Women with AGC, including ASC-NOS, AGC-favor neoplasia, and AIS

  • Refer to colposcopy with endocervical sampling

  • If age 35 or greater or with other risk factors for endometrial neoplasia, endometrial sampling should also be performed.

Women with atypical endometrial cells

  • Perform endometrial biopsy and endocervical sampling. If no pathology found, proceed with colposcopy.

Management of women with benign endometrial cells found in cervical cytology

No additional evaluation is required in asymptomatic premenopausal women.

In postmenopausal women, perform endometrial biopsy.

Management of women age 30 years and older who are Pap negative and HPV positive

Repeat cytology and HPV DNA testing in 12 months

  • If cytology negative, HPV negative, repeat co-testing in 3 years

  • If cytology abnormal with any HPV result, perform colposcopy

  • If cytology negative, HPV positive, perform colposcopy

Another option would be to perform HPV 16 and 18 testing

  • If 16 or 18 positive, perform colposcopy

  • If 16 and 18 negative, repeat co-testing in 12 months

  • If cytology negative, HPV negative, repeat co-testing in 3 years

  • If cytology abnormal with any HPV result, perform colposcopy

  • If cytology negative, HPV positive, perform colposcopy


Primary High-Risk HPV Screening

In 2014, the FDA approved one of the HPV DNA tests (cobasHPV test) for primary screening for cervical cancer in women aged 25 years and older. Although not yet fully endorsed by major societies, a panel of experts co-sponsored by the ASCCP and the SGO published recommendations for using primary HPV testing for cervical cancer screening.[10]  In the proposed algorithm, women aged 25 years and older would undergo cervical HPV testing for screening, as opposed to cytology.
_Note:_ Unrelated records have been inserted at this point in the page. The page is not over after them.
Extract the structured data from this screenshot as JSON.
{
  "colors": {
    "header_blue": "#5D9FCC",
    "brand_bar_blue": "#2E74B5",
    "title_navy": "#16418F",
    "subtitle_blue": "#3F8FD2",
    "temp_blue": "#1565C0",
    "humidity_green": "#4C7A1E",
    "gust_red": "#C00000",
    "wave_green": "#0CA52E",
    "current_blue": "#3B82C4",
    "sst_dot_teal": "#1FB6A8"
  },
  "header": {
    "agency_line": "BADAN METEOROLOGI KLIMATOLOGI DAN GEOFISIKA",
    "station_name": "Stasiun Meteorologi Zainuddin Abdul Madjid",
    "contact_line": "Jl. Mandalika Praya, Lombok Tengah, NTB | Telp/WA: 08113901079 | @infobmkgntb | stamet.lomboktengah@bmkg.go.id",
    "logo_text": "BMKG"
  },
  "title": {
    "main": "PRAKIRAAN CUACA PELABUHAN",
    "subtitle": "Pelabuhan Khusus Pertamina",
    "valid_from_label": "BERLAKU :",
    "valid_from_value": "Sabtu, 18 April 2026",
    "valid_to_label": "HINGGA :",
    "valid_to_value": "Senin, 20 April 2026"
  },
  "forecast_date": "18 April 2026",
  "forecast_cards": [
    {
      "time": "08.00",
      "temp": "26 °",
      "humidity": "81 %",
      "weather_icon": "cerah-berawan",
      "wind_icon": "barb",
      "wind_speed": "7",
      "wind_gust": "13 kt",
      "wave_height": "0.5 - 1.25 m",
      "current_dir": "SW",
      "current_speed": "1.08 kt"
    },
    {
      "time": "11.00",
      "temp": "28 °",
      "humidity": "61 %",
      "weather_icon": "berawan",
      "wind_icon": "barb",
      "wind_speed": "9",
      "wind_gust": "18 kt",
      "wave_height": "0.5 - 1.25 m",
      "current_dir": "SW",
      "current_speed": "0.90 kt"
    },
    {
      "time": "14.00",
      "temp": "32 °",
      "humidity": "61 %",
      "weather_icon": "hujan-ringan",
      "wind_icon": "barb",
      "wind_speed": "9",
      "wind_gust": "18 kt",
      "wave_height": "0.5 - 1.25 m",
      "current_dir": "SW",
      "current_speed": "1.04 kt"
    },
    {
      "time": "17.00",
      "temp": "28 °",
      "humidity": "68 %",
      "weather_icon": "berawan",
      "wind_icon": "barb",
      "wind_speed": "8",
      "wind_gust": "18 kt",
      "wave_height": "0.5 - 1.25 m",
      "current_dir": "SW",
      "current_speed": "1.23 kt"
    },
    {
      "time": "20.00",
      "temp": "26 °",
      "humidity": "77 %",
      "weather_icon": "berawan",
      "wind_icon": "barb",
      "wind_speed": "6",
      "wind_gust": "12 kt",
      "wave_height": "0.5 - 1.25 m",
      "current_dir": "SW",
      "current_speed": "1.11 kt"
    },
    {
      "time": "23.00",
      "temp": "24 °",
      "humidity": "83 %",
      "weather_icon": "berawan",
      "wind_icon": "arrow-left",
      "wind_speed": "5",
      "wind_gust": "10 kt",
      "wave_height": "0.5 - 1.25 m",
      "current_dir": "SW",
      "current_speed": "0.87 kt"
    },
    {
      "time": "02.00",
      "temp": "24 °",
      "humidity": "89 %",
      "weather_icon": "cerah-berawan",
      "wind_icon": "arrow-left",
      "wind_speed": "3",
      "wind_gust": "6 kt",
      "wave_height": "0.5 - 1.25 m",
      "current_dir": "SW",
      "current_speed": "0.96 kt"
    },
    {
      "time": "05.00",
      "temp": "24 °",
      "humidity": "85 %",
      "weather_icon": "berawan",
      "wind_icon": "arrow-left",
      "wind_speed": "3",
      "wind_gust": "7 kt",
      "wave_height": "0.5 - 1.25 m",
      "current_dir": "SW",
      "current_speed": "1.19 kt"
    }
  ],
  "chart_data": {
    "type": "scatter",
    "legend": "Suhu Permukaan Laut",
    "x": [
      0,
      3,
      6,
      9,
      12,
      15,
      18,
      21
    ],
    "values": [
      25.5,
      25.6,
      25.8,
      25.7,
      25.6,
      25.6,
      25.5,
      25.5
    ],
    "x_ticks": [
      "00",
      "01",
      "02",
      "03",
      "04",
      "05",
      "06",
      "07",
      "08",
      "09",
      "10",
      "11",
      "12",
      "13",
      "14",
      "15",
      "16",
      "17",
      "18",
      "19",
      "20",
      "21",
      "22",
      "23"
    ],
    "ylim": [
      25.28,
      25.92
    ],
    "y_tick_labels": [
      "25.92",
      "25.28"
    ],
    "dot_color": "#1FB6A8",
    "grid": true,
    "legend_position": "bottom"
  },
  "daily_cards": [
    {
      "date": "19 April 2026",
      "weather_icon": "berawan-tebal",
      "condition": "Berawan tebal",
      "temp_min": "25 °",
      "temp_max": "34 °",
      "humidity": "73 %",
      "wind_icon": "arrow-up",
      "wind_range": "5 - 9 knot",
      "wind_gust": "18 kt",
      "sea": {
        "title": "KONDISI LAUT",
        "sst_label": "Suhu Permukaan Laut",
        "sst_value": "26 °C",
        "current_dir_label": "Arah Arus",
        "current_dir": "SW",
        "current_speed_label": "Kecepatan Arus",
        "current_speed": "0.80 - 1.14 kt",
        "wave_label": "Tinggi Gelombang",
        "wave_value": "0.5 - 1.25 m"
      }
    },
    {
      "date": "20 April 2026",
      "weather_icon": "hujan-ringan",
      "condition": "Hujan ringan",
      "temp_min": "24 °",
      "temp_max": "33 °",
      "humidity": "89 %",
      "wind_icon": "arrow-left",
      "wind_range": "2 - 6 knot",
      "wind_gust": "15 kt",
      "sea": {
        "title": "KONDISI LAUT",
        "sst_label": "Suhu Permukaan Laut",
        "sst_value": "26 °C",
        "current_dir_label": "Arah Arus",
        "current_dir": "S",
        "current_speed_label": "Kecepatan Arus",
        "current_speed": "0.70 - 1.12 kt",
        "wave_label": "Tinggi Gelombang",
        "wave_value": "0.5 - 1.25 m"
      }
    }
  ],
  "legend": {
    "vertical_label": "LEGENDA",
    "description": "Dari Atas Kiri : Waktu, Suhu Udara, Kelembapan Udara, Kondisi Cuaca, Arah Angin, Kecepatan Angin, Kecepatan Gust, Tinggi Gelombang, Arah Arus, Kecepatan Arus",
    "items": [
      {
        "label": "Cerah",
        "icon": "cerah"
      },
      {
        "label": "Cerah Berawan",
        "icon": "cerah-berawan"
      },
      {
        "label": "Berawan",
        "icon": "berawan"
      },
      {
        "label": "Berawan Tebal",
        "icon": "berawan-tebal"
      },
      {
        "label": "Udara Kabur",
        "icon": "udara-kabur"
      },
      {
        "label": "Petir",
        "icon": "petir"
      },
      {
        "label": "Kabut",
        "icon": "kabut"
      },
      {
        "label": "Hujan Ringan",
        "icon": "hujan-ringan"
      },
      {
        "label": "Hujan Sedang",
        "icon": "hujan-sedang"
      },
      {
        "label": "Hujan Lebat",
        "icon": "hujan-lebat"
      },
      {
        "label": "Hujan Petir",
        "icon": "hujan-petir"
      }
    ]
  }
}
Women who test negative for high-risk HPV should be re-screened no sooner than every 3 years. For women who test positive for high-risk HPV, HPV genotyping is performed, and those who test positive for HPV 16/18 are referred for coloposcopy. Those who are high-risk HPV positive but 16/18 negative undergo cervical cytology. Those with negative cytology results are rescreened in 1 year, and those with ASC-US cytology or greater are referred for colposcopy.  

The above algorithm appears to be at least as effective as current cytology-based screening guidelines and therefore may be considered as a reasonable alternative. Nonetheless, cytology alone and cotesting, as outlined above, remain the screening modalities recommended by guidelines of major societies.